NETCARE Modelling


Version 4.3 of the Canadian Atmospheric Global Climate Model (CanAM4.3) is used to simulate aerosols and their impacts on climate in the Arctic. Aerosol microphysical processes in CanAM4.3 are simulated using the on-line 2-moment PLA Aerosol Model (PAM). Simulated radiative forcings account for direct radiative effects (absorption and scattering of radiation) and interactions with clouds (semi-direct and indirect effects). In addition, reductions in snow albedos from deposition of black carbon on snow are accounted for. 


In NETCARE, a wide range of different observations is used to validate simulations of black carbon and other types of aerosols in CanAM4.3, including measurements of concentrations at surface sites and from aircraft campaigns. In addition, the model is used in NETCARE to assess impacts of black carbon on radiative forcings and Arctic temperatures, in support of Canada's membership in the Arctic Monitoring and Assessment Programme, Arctic Council.


Sea Ice - Ocean - Biogeochemical Models

A 1-D numerical sea ice - ocean - biogeochemical model that simulates the physical and biogeochemical processes involving the sulfur cycling within the sea ice and throughout the water column.
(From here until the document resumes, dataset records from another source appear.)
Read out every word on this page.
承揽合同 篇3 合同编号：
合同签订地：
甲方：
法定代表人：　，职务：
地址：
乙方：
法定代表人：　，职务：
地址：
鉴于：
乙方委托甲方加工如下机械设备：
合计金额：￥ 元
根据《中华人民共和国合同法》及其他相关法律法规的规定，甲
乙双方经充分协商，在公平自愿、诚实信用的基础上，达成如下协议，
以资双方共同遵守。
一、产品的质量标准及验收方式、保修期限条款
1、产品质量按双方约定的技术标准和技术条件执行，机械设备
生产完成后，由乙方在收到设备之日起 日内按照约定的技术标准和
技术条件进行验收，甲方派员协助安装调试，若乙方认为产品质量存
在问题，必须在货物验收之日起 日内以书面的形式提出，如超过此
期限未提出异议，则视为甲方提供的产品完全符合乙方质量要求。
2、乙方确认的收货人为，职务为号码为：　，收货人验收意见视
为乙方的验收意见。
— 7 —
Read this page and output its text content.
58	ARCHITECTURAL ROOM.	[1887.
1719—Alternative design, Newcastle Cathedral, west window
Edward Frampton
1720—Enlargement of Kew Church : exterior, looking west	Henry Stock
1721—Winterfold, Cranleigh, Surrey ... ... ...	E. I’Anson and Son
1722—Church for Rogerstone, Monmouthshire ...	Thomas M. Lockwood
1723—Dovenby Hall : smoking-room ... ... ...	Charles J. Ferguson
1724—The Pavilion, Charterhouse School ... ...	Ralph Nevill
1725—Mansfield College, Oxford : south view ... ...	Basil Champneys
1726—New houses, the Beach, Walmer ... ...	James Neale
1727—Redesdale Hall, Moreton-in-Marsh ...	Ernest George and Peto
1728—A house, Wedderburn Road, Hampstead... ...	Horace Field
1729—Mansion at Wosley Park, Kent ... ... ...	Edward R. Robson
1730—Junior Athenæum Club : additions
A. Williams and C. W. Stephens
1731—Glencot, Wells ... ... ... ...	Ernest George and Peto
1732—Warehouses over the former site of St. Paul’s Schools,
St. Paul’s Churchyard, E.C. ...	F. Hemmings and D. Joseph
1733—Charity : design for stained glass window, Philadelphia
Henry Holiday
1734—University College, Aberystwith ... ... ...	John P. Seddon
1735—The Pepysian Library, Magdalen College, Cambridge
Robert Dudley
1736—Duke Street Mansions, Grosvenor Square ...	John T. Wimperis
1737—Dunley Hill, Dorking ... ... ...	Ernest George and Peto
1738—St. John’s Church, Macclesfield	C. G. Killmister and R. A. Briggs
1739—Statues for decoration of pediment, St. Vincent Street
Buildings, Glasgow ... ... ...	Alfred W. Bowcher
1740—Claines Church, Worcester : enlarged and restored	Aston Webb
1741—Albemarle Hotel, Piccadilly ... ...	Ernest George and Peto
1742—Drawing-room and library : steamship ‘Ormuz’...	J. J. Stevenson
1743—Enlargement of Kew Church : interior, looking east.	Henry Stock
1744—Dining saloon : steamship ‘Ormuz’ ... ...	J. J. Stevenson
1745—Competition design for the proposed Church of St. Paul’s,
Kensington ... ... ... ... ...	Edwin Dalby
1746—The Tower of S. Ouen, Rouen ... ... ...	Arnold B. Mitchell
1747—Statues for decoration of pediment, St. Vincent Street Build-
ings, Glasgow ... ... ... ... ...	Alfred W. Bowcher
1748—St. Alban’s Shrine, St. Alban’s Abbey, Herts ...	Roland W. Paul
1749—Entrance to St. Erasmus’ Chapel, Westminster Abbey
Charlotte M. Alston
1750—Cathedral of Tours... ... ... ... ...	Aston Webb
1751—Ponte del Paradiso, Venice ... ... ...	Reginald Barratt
The model is based on the General Ocean turbulence model GOTM and coupled to sea-ice and biogeochemical modules developed within NETCARE. The model is used to study the production, removal, and emission of dimethylsulfide (DMS), a climatically-important biogenic gas, within the Canadian Arctic. (Contact: H. Hayashida & N. Steiner)


A 3-D regional sea ice - ocean - biogeochemical model for the Arctic Ocean  has been developed based on NEMO. The model is coupled to several ecosystem models for testing with a sulfur component currently being developed in 1-D. The model is forced with output from the Canadian Regional Climate Model (CanRCM4) for current and future time periods. (Contact: N. Steiner)



We apply the GEOS-Chem model ( to interpret NETCARE observations to understand processes affecting Arctic aerosols with implications for radiative effects.  Our foci include aerosol size distributions, black carbon, as well as aerosol precursors such as ammonia and DMS.



We are using the National Center for Atmospheric Research (NCAR) Community Earth System Model (CESM). This is a comprehensive GCM that is highly scalable in spatial resolution and physical complexity. We are using the model to quantify the impact on global and regional (primarily Arctic) climate projections arising from uncertainties in the representation of sulfate and black carbon aerosols.